ありがとうございました。
10年前、オレが入社して仕事を教えてくれた師匠が退職しました。
師匠は当時60歳。
オレが入社した歳に定年退職。
実質、仕事を教わったのは4月から8月の4ヶ月間。
その間に、みっちり仕事を叩き込まれました。
そして師匠の定年退職と同時に放り出されました。
実質、頼る人がゼロな状態での仕事。
仕事を叩き込まれたとはいえ、それはたかが4ヶ月間。
やる事なす事がうまくいかずに、毎日夜遅くまで残業。
躓きまくってました。
その中で気付いたのが、『どうやら毎日仕事を改善しまくらなきゃならん』という事。
失敗したら何がダメだったのか、どんな手で改善していったらいいかのシミュレートの毎日。
実践しては失敗して、また改善。
汚い文字と絵で埋め尽くされたメモ帳が1年足らずで3冊になりました。
きっと、それがオレには良かったんでしょう。
知らず知らずのうちに、QCサークルの基本が出来上がってました。
もちろん、QC手法も7つ道具も知りませんでしたけど。
おかげで就職してから10年、一度も改善活動のテーマになったことがありません。
そりゃそうだよ。
毎日毎日一人で改善活動してたんだもの。
頑張ってるっていう自負もあったし、自信もあった。
でも実は、退職前に師匠に言われたことを実践してただけのこと。
必死に毎日頑張ってたのに、気付けば師匠に言われてた事やってただけ。
お釈迦様の掌みたいなもんでした。
師匠が退職してから1年後にアルバイトとして復帰したけれど、
もう今までの仕事はしなくなり、少し離れた職場に就きました。
それからもう10年。
長いようで短い10年でした。
たまに休憩室で一緒になったら、いつもコーヒーを淹れてくれました。
「毎朝、自分で豆から挽いて淹れてるからウマイやろ」
って毎回自慢してくれました。
もうそういうのも無くなってしまうと思うと少し寂しい気もしますが、そうも言ってられません。

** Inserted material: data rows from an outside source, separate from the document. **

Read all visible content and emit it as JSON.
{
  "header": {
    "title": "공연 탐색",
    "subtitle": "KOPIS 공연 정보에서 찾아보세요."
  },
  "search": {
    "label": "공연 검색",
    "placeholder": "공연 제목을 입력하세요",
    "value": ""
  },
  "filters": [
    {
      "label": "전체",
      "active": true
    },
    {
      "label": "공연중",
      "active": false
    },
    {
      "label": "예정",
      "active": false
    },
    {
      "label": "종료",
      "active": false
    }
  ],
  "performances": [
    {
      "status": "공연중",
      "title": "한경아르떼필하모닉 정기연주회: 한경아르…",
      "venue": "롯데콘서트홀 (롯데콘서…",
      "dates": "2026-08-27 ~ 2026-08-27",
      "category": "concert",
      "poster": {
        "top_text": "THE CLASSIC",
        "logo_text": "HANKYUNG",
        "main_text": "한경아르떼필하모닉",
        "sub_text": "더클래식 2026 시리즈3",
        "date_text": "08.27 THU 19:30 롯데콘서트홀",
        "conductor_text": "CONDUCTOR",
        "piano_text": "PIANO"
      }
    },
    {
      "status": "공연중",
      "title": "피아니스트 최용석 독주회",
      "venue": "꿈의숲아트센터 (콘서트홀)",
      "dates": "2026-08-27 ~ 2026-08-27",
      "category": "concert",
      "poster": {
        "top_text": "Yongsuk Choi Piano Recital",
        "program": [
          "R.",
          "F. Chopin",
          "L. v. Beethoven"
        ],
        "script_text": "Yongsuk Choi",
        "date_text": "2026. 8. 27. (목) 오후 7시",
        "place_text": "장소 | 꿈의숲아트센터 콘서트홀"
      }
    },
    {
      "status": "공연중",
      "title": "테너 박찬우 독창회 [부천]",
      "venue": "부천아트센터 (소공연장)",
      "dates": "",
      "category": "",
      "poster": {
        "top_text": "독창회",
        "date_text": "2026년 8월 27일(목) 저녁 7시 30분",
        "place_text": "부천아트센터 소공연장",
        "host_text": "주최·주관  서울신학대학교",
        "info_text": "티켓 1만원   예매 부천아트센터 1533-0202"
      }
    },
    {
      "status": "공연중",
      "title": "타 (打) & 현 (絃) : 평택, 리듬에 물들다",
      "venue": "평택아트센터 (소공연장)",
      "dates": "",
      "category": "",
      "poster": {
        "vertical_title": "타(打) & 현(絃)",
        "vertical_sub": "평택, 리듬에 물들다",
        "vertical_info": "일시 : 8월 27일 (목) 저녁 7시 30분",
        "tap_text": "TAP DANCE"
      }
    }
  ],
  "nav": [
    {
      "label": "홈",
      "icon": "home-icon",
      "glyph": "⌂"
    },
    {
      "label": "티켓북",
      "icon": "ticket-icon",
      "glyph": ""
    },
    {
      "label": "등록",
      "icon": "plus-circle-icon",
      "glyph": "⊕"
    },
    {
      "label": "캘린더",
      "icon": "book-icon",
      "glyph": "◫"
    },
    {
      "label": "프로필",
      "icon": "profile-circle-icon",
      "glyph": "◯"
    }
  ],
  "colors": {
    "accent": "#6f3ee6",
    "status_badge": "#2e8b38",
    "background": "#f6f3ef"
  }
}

少なくとも師匠と同じレベルになるまでは、毎日前に進まなきゃならないので。
だから退職されても大丈夫ですよ。
もうオレも3人育ててますし。
そんな立場になっちゃったし。
あ、そういえば。
入社してから師匠から貰った5ミリの六角レンチ、これからも使っていきますよ。
アレ、無くしたと思ってもすぐに見つかりますね。
レンチはオレが退職する時に、誰かに渡そうと思います。
そうやってずっと残っていったらいいなと思います。
というわけで。
忘年会にヒョコっと顔を出しに来るとは思うけれど。
お疲れ様でした。
今までありがとうございました。